Chronic traumatic brain injury
Meta-analyzing the data is complex due to the variety of treatment protocols and different methods of evaluation and patients selection. There have been several RCTs but most of them had considerable methodological flaws 151 152,153 154 156. The few studies that were done with a proper control group, appropriate cohort without secondary gain and objective measurable endpoints showed significant improvement in cognitive function, psychological aspects, quality of life, and brain metabolism 155,162.
It should be noted that the level of evidence for the use of HBOT for PPCS is higher than any drug or other therapeutic intervention (including psychotherapy, cognitive or behavioral intervention) currently used in those patients (summarized in Table-1).

The optimal number of sessions for specific patients is not clear. 40-60 sessions were used in the different study protocols, and in the authors’ opinion 40 daily sessions should be the minimum and 60 should be the recommended number for most patients. Additional HBOT sessions can be considered based on the physician’s decision per individual case.
It is highly recommended that all patients should undergo metabolic/ functional brain imaging such as brain SPECT evaluation before and after the treatment period. This may serve as an adjunctive tool for the decision whether of both eligibility and/or further continue of the treatment.
Cognitive evaluations should be standardized, with preference to automated objective evaluations. Tests should have several versions with high test- retest reliability.

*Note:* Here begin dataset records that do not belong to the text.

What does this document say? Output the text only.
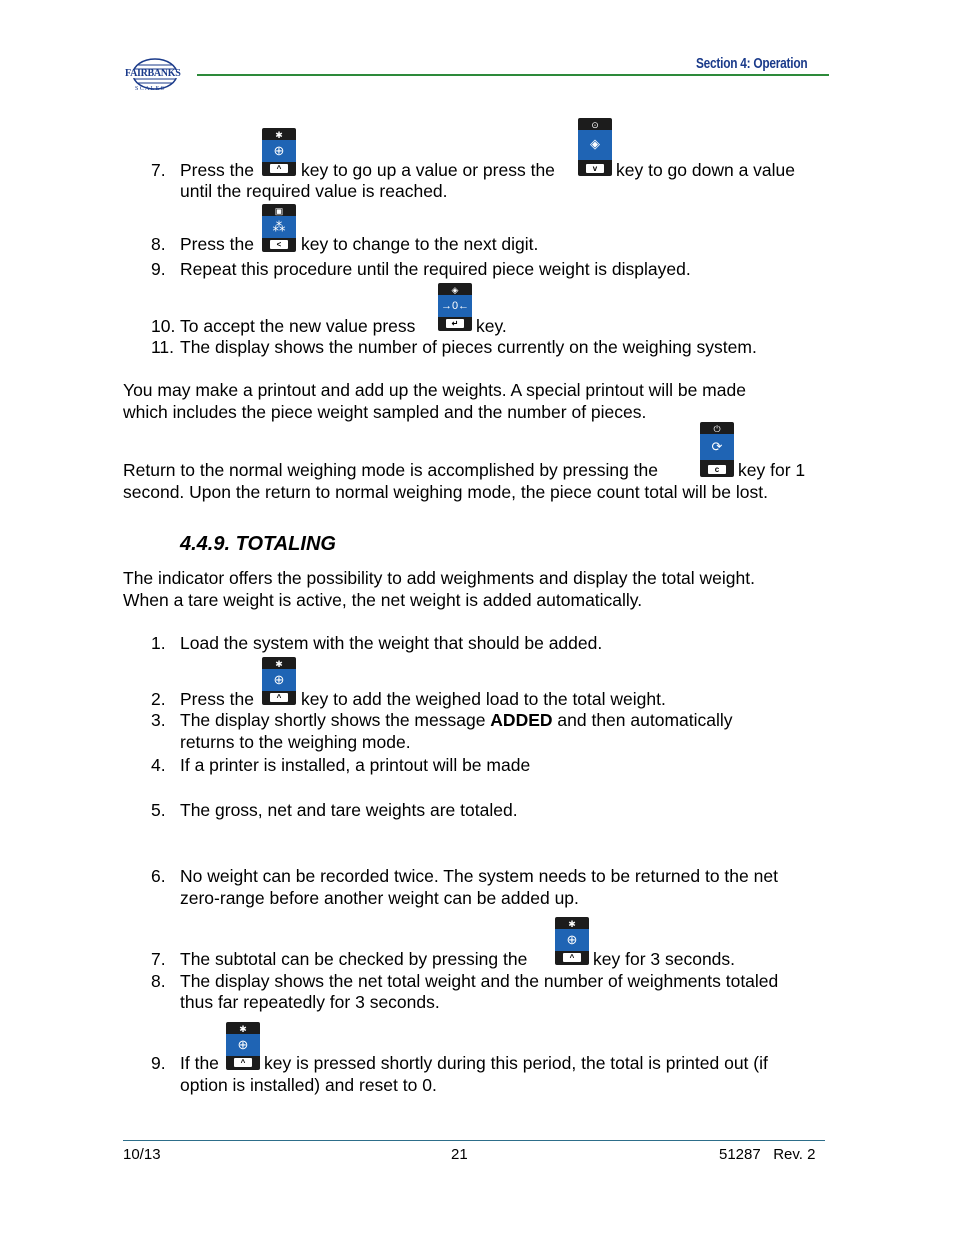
FAIRBANKS
S C A L E S
Section 4: Operation
7. Press the
✱
⊕
^	key to go up a value or press the
⊙
◈
v	key to go down a value
until the required value is reached.
8. Press the
▣
⁂
<	key to change to the next digit.
9. Repeat this procedure until the required piece weight is displayed.
10. To accept the new value press
◈
→0←
↵	key.
11. The display shows the number of pieces currently on the weighing system.
You may make a printout and add up the weights. A special printout will be made
which includes the piece weight sampled and the number of pieces.
Return to the normal weighing mode is accomplished by pressing the
⏻
⟳
c	key for 1
second. Upon the return to normal weighing mode, the piece count total will be lost.
4.4.9. TOTALING
The indicator offers the possibility to add weighments and display the total weight.
When a tare weight is active, the net weight is added automatically.
1. Load the system with the weight that should be added.
2. Press the
✱
⊕
^	key to add the weighed load to the total weight.
3. The display shortly shows the message ADDED and then automatically
returns to the weighing mode.
4. If a printer is installed, a printout will be made
5. The gross, net and tare weights are totaled.
6. No weight can be recorded twice. The system needs to be returned to the net
zero-range before another weight can be added up.
7. The subtotal can be checked by pressing the
✱
⊕
^	key for 3 seconds.
8. The display shows the net total weight and the number of weighments totaled
thus far repeatedly for 3 seconds.
9. If the
✱
⊕
^	key is pressed shortly during this period, the total is printed out (if
option is installed) and reset to 0.
10/13	21	51287   Rev. 2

Cost impact of hyperbaric oxygen therapy in chronic traumatic brain injury Financially: The cost per year of a patient with PPCS is about $32,000 168. When considering a 40-60 sessions of HBOT, the total cost (not annual) would be $12,000-50,000, which is cost effective by all means. It should be noted that these numbers do not take into account the loss of work due to PCS and the return to work after HBOT of those who improve/recover with the treatment.
Medically: In a recent retrospective analysis, patients suffering from PCS did not have a higher complication rate compared to other HBOT patients. The usual risks of 40-60 sessions in HBOT are mild and reversible.

Limitations
Limitations of this study include the presence of significant heterogeneity, variations in the different populations, different HBOT protocols (dose, time, type of therapy) and different outcomes reported, In addition, very little studies reported length of stay and long term functional outcomes.